After this opening salvo, Judge Southin went on to argue that the detrimental effects upon freedom of expression of laws prohibiting child pornography "substantially outweigh the salutary effects". How did she reach this conclusion? She appealed to her own conscience to render her decision: "Social scientists and psychiatrists ... are not men from Mars observing the world and recording what they see from a vantage point of pure detachment", Judge Southin mused. "Nor, for that matter, are judges. To a greater or lesser degree, we all view the world encumbered by our own education, values and experiences."
Insofar as this is so, it is an argument for judicial restraint. Because judges are neither elected nor accountable, they are not supposed to legislate. Their task is to determine whether the law has been broken or, where the law itself is at issue, whether it is inconsistent with established precedent, with the intentions of the legislature and, in recent years, with the Charter of Rights and Freedoms. No doubt Judge Southin has many fascinating opinions, but in a democracy we are not supposed to be governed by the brilliant dinner-party insights of people who once went to law school.
Not that the judge's opinions qualify as exactly glittering -- as Warren Kinsella establishes conclusively on the opposite page. Her reflections on the advantages of child pornography as a career for Brazilian street children are simply the recycled banalities of '60s sexual liberation expressed in plodding legalese. Parliament was not impressed by such sophistries. There is no good reason in law or moral argument why its judgment should be set aside to accommodate the tired paradoxes of a provincial lawyer.
For the small minority of lawyers and law school academics who support the court's majority decision, the Charter sets defendant John Robin Sharpe's constitutional right to enjoy child pornography above the commonsense desire of Parliament and the voters to save children from being sexually exploited.
But the Charter cannot save the court from its fecklessness here. When a law apparently violates a Charter right, such as freedom of expression, the "reasonableness" of that violation must be evaluated through the constitutional lens of "proportionality" (i.e. whether the harm caused by the violation is so serious as to outweigh the gains promised by the legislation.)
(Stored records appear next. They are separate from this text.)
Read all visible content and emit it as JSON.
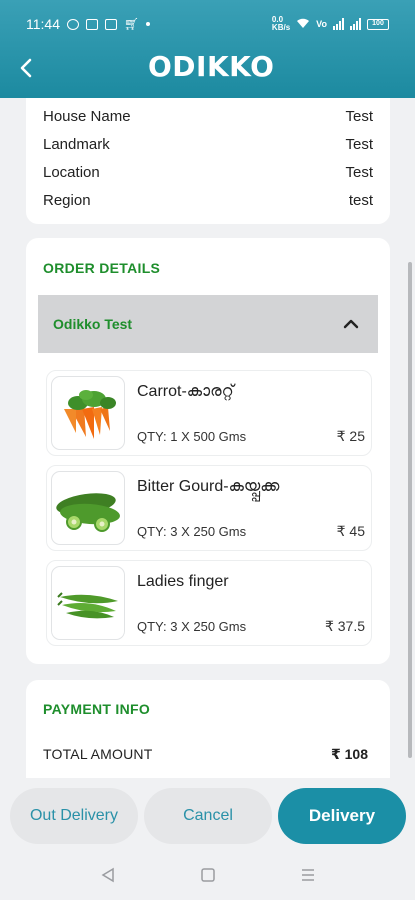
{
  "status_bar": {
    "time": "11:44",
    "battery": "100"
  },
  "header": {
    "logo_text": "ODIKKO",
    "back_icon": "back-chevron-icon",
    "brand_color": "#1c8aa0"
  },
  "address": {
    "rows": [
      {
        "label": "House Name",
        "value": "Test"
      },
      {
        "label": "Landmark",
        "value": "Test"
      },
      {
        "label": "Location",
        "value": "Test"
      },
      {
        "label": "Region",
        "value": "test"
      }
    ]
  },
  "order": {
    "section_title": "ORDER DETAILS",
    "accordion_title": "Odikko Test",
    "accent_color": "#1e8e2c",
    "items": [
      {
        "name": "Carrot-കാരറ്റ്",
        "qty": "QTY: 1 X 500 Gms",
        "price": "₹ 25",
        "icon": "carrot-image"
      },
      {
        "name": "Bitter Gourd-കയ്പ്പക്ക",
        "qty": "QTY: 3 X 250 Gms",
        "price": "₹ 45",
        "icon": "bitter-gourd-image"
      },
      {
        "name": "Ladies finger",
        "qty": "QTY: 3 X 250 Gms",
        "price": "₹ 37.5",
        "icon": "okra-image"
      }
    ]
  },
  "payment": {
    "section_title": "PAYMENT INFO",
    "total_label": "TOTAL AMOUNT",
    "total_value": "₹ 108"
  },
  "actions": {
    "out_delivery": "Out Delivery",
    "cancel": "Cancel",
    "delivery": "Delivery"
  }
}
But what are the "salutary" effects of making child pornography legally available? The only one ever offered is that a free speech defence of it guarantees that political speech and serious works of imaginative literature will be similarly protected in law. That is the slippery slope argument at its slipperiest. It is absurd to argue that we will not be able to read Karl Marx, Plato, Mein Kampf, the Federalist papers, D.H. Lawrence, and Henry Miller unless Mr. Sharpe is able to read Flogging, Fun and Fortitude -- A Collection of Kiddiekink Classics.
But its "detrimental" effects, though they cannot be weighed with clinical precision, are nonetheless serious and well-established. Decades of research have shown child pornography makes the sexualization of children seem normal; creates a market that draws some, generally disturbed, children into it and gives criminals a financial incentive to coerce others to take part; encourages paedophiles (some of whom may try to resist temptation) to venture deeper into their vices; and, worst of all, incites them to abuse children.
Are these detrimental effects invariable and precisely calculable? No -- they are common and generally observed. Today, however, the so-called "precautionary principle" of scientific research is invoked (often without proper justification) to justify government regulation of bogus public health scares such as genetically modified foods. But child pornography is surely a case in which we should act upon it to defend the safety, liberty, and innocence of our children.
The Honourable Chief Justice Allan McEachern, the lone dissenter and voice of reason on the court, recognized as much. He stated as follows:
"Considering the importance of the objectives of the legislation, I am not prepared to second-guess Parliament on either the scope of the definition it chose ... or on the prohibition of simple possession."
Exactly right. If we cannot trust our MP to make a moral judgment on whether to criminalize the possession of child pornography, on what can we reasonably trust him to judge? And if the opinions of unelected judges are to prevail over Parliament's whenever they can ferret out some constitutional principle in the Charter as a vehicle for their own social prejudices, what is left of parliamentary democracy?
For this reason, Parliament should do what it should have done nearly six months ago: namely, invoke the notwithstanding clause (Section 33) of the Charter to overrule the imperialism of the bench and re-assert the will of the people. The clause -- part of the Constitution, we must point out to lawyers -- was placed there for just such an eventuality. We should not have to risk yet another failure in judgment at the Supreme Court of Canada.
And the failure of the government to act shows very clearly where its priorities are. Ministers would prefer to expose Canada to another year of legalized child pornography rather than clip, however lightly, the wings of the courts on which they rely to carry through those parts of the Liberal agenda the voters oppose.